The transformation makes Andrea Olney-Wall proud. For about 15 years, she's been teaching fashion design at Maryland Hall for the Creative Arts in Annapolis, one of the many summer classes for children that the venue offers. She teaches 9- to 13-year-old girls that fashion suits every size and shape, hoping to get them to appreciate their body types before they're influenced by images of the pipe-cleaner-thin models that dominate mainstream media.
Olney-Wall said that allowing the girls to explore their own sense of fashion "gives them a creative outlet that they might not have thought about. The more different we are, the better."
Her efforts seem to be paying off.
"Almost all models are bone-thin, and it doesn't seem right," said Emma Jackson, a rising seventh-grader from Annapolis. "I don't think it's fair, because if you see the clothes on the model, it might look good on them, but when you try it on it would look horrible on you because you have a totally different body type."

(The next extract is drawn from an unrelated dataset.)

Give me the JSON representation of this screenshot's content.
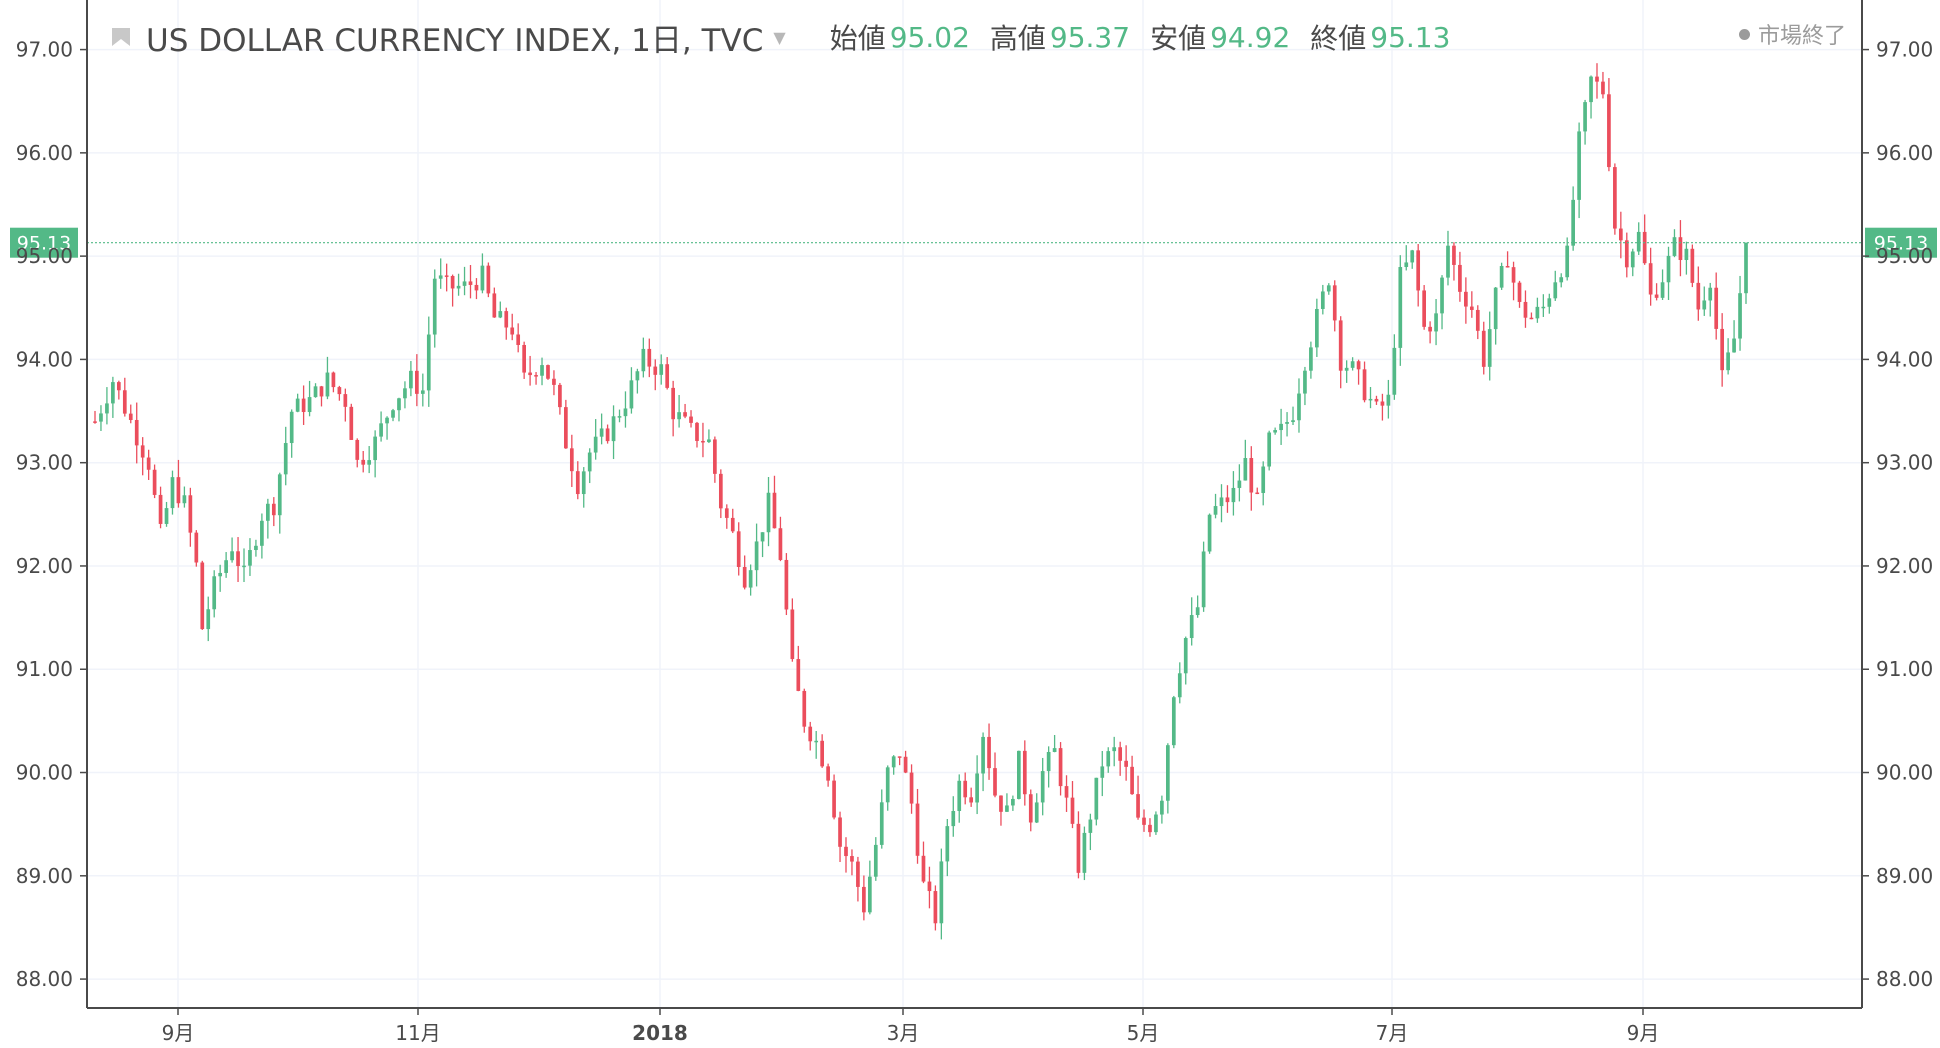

Emma's fashion drawings included turning a scarf into an earring. She said that she's been so inspired to create fashion that when school reopens, "I'm probably going to dress nicer because I know what looks nice."

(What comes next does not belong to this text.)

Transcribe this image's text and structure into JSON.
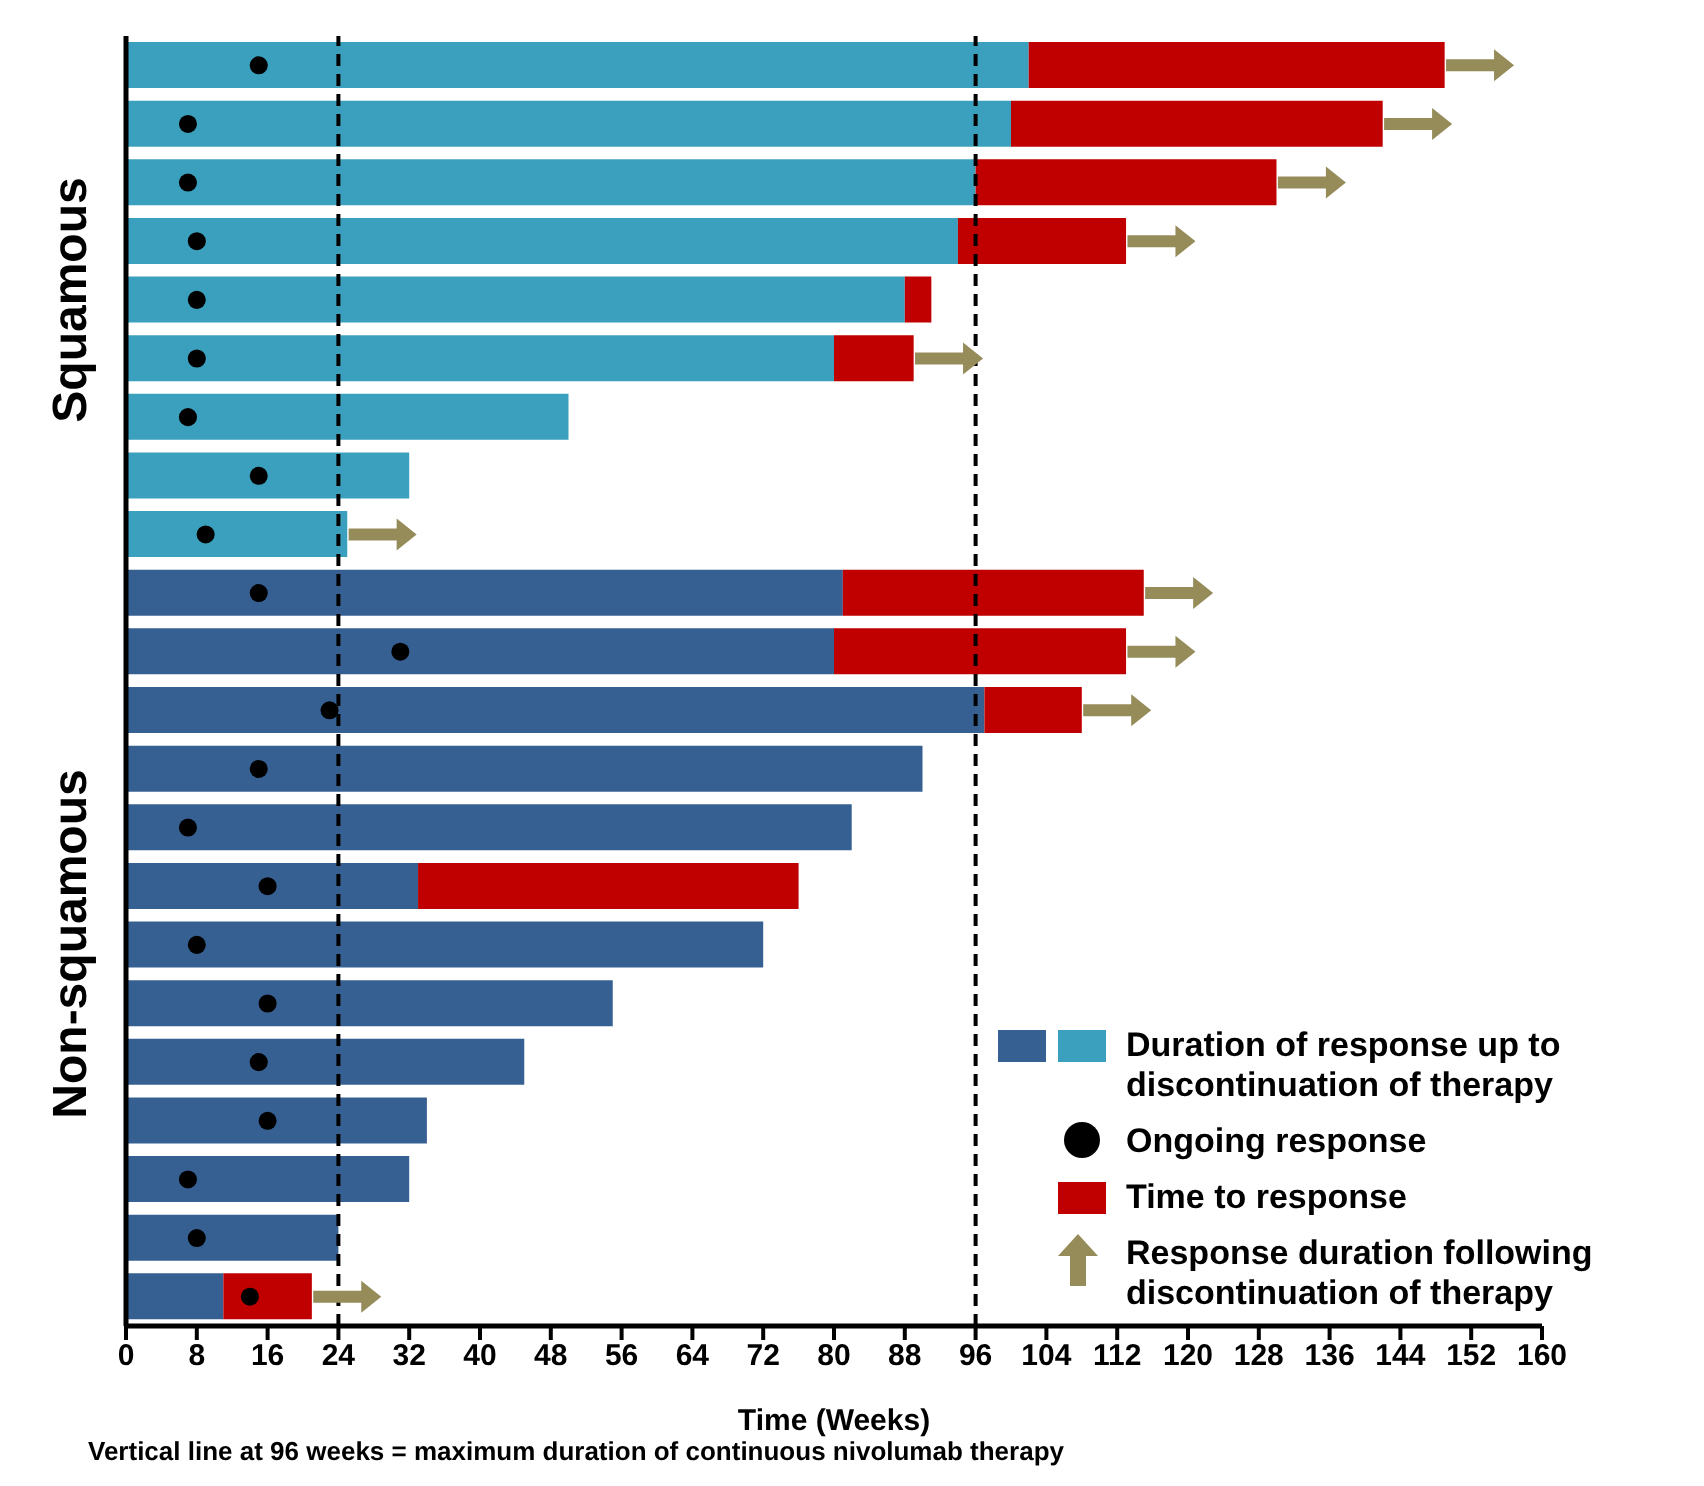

Nearly a dozen students attended this week's camp, which focuses on drawing skills to create contemporary fashion clothing and fashion designs.
Students learn to coordinate colors and how to draw pleats and drapings. They design their view of next year's summer or spring fashions as well. They then make their designs from tissue paper on doll-sized wooden mannequins and end their camp with a mannequin fashion show — complete with a company name and logo — for family and friends.
Olney-Wall stresses focusing on full-length figures and tells campers that often what goes on in a designer fashion show — from the clothes to the models — are extremes.
"I always tell them, 'When you see a model that is 6 feet tall and weighs 100 pounds, this is an extreme. When you see them going down the runway, [the clothing] might be a little overboard. It is not really meant to be worn; it's more of an art form than actual fashion, so you can bring that down a little bit to something you can really wear."
She inspires the students to enhance their personal sense of fashion by making designs from their three favorite colors as well as their least favorite colors. Then campers vote on which designs are best.
"A lot of times they spend more time working on their least favorite colors so it looks the best," said Olney-Wall.
Ellery Halsey, a rising seventh-grader from Annapolis, said she decided to take the camp to bolster her sense of self-expression and delights that Olney-Wall "gives us a template and tells us to do our best."
Michele Hare, a rising fourth-grader from Bowie, said she wanted to learn to draw fashion "because I'm not so good at drawing fashion on my own."
The girls price their own clothing for the fashion show.
"They're very pricey — we've had [items for] $25,000," said Olney-Wall.
She added that she hopes the campers hold on to what they learn in the class when they reach the age at which clothing type and style become more important.
"They're thinking ahead a little bit," said Olney-Wall. "They're a little young to be wearing fashion, but it's the ideas that they're coming up with."